The c6 crossmember will not just "move back" and drill some holes. The lower part will, and the c6 mount will work also, so if you are alright with just using the lower crossmember, than that's it. Letting the tranny and the crossmember just sit on the lower lip of the frame was not good enough for the factory, and not good enough for me either. When you slide the lower crossmember back(the holes in the lower lip are already there) then the short upper crossmember braces will not fit. If you can get them, get the short upper crossmember pieces from the zf truck. Then everything bolts in, no drilling. You could try to redrill new holes for the old c6 upper crossmember pieces, but unless you had a small 90 degree drill, I don't know how you would get in there to do it.
You definitely need the pedal assembly. No getting around that. And you have to take the whole dash apart to do it, since the speedo cable goes right through the hole in the assembly, so the cable has to be taken loose and pulled down to get it out. I also had to drop the steering column from the dash, and push it to the side as far as I could to fish the pedal assembly down and out. My truck had a block off plate for the clutch master cylinder mounting. Take that off, and the master just bolts in, no drilling.

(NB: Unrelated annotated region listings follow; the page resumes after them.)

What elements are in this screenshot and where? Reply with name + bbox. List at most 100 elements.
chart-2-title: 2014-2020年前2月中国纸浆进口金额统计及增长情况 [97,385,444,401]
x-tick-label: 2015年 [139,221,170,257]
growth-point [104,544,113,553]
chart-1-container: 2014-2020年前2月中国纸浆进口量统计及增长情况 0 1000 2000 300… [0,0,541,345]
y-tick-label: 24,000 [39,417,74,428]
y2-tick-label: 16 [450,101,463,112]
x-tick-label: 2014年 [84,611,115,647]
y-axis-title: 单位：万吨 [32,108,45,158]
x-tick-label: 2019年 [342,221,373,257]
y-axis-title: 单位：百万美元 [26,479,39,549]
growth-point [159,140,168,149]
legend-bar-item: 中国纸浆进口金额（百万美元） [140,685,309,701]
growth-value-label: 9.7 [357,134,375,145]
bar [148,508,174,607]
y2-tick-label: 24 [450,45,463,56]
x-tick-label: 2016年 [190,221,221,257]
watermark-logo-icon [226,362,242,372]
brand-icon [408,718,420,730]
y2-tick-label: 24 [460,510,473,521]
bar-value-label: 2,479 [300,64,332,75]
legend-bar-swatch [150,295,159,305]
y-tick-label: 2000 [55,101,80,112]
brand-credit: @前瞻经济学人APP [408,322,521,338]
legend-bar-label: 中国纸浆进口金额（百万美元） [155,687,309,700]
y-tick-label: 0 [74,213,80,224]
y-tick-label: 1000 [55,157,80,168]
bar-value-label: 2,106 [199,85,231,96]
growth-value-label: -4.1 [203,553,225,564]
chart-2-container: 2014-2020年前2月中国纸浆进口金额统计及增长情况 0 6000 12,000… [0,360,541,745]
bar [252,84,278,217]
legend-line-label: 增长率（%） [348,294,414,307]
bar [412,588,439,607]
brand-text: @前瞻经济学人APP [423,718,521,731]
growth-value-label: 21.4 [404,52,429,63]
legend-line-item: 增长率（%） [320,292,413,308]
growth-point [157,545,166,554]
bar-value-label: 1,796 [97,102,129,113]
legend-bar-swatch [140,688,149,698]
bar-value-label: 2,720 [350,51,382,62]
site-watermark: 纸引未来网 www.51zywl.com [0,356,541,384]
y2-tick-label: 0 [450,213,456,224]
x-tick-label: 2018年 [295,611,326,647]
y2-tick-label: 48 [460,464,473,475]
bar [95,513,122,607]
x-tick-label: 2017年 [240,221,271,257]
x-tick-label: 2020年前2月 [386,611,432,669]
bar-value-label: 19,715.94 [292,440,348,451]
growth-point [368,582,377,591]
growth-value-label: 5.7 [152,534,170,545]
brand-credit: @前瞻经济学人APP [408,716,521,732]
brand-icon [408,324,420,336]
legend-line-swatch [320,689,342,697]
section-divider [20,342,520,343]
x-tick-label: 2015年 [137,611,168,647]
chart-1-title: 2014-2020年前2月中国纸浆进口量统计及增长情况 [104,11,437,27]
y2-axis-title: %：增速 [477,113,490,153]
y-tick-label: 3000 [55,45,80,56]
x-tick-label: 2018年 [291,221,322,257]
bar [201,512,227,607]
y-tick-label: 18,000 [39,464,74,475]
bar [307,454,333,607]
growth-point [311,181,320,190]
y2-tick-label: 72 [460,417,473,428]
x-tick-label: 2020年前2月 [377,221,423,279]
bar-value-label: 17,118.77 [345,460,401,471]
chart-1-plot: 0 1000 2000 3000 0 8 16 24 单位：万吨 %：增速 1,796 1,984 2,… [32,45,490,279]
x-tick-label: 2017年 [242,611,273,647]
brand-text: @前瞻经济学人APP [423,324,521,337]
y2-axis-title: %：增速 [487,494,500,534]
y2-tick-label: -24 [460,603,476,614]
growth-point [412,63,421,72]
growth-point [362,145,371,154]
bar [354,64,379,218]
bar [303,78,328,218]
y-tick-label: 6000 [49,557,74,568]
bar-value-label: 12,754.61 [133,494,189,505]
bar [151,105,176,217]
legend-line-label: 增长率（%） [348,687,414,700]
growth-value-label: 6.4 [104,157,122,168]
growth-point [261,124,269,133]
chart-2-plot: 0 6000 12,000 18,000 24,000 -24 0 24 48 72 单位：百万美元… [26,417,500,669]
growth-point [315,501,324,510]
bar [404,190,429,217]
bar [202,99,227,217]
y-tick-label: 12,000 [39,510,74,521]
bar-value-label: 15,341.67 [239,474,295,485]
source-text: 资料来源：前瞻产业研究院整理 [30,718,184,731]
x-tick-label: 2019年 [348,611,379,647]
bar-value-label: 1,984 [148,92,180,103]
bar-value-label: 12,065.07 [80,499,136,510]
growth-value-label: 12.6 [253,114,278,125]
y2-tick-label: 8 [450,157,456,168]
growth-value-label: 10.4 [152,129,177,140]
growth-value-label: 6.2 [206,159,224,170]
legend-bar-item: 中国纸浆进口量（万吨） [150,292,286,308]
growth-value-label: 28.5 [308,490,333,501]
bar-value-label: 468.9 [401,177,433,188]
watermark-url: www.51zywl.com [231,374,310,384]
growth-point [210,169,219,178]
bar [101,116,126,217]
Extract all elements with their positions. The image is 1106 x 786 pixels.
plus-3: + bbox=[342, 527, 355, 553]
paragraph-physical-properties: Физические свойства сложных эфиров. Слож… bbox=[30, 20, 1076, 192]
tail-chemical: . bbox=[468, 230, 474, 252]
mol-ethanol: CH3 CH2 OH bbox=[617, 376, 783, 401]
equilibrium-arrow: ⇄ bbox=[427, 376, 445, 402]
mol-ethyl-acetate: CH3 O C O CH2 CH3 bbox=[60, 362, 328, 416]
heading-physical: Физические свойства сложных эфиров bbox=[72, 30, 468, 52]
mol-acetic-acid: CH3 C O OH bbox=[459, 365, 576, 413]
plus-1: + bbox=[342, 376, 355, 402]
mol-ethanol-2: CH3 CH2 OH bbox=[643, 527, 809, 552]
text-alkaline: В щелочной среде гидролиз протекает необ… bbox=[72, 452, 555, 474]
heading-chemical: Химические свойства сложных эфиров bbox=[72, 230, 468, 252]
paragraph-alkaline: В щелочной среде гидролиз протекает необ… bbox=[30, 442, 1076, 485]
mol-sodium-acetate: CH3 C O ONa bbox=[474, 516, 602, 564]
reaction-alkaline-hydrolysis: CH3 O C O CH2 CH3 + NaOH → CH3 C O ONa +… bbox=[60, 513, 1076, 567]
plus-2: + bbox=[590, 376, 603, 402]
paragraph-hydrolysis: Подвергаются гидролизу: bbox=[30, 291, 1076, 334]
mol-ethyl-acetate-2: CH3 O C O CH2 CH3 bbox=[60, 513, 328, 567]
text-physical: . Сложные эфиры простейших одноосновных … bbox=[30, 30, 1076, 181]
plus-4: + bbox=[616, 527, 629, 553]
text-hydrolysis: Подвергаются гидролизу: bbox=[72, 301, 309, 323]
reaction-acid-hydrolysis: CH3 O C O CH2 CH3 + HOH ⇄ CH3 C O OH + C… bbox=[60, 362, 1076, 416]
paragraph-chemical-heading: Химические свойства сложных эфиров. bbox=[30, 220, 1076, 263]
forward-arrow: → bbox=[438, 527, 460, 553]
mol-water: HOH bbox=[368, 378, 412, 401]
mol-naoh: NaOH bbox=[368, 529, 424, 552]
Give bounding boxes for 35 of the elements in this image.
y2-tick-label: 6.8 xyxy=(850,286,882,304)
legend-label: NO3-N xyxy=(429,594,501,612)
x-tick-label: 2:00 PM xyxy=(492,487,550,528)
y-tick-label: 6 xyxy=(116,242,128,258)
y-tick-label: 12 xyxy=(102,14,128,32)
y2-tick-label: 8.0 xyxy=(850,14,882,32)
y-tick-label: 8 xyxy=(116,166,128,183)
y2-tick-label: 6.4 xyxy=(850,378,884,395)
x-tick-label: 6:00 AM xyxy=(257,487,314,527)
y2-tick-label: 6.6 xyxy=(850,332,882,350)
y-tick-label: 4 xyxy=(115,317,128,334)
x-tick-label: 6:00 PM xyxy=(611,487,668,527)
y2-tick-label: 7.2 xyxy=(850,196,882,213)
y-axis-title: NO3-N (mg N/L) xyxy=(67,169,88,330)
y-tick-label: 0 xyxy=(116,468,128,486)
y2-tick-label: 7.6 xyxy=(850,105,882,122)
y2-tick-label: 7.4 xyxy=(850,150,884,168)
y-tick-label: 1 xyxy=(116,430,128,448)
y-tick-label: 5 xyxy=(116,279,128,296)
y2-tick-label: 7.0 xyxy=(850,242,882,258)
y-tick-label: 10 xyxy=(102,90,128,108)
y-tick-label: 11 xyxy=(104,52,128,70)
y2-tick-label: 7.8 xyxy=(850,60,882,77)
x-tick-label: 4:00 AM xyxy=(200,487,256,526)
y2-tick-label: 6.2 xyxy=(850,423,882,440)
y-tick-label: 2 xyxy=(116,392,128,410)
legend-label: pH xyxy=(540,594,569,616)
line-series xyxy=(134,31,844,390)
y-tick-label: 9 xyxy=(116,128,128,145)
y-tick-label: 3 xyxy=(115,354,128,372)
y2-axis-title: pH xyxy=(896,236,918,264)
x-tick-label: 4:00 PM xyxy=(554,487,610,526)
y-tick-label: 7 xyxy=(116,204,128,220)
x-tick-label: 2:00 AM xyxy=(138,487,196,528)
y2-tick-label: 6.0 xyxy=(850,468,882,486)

The wiring harness you need starts under the brake booster. On my truck is was a lime green plug. It then runs down under the truck and plugs into the tranny and the transfer case. There is a metal loop on top of the frame that holds this harness, that takes more time to get loose.
Get the zf rear driveshaft, and also take the big nut loose on the rearend and get the yoke. The zf driveshaft is shorter, has bigger u-joints, and is twice as heavy as the c6 driveshaft. You need the yoke out of the rearend so the bigger u-joints will fit.
Don't figure on using the original flywheel. You can check it out, but it's probably wore out. It has moving parts and wears just like the clutch. I have heard over 5/8 movement is no good, but the used one I got had several of the plastic pieces missing in it. I took the original flywheel apart and bolted it together, and put a new clutch in, but it's noisy.
Was it worth it? Yes. The c6 is a tough tranny, but the torque convertor they used is too loose for the diesel engine.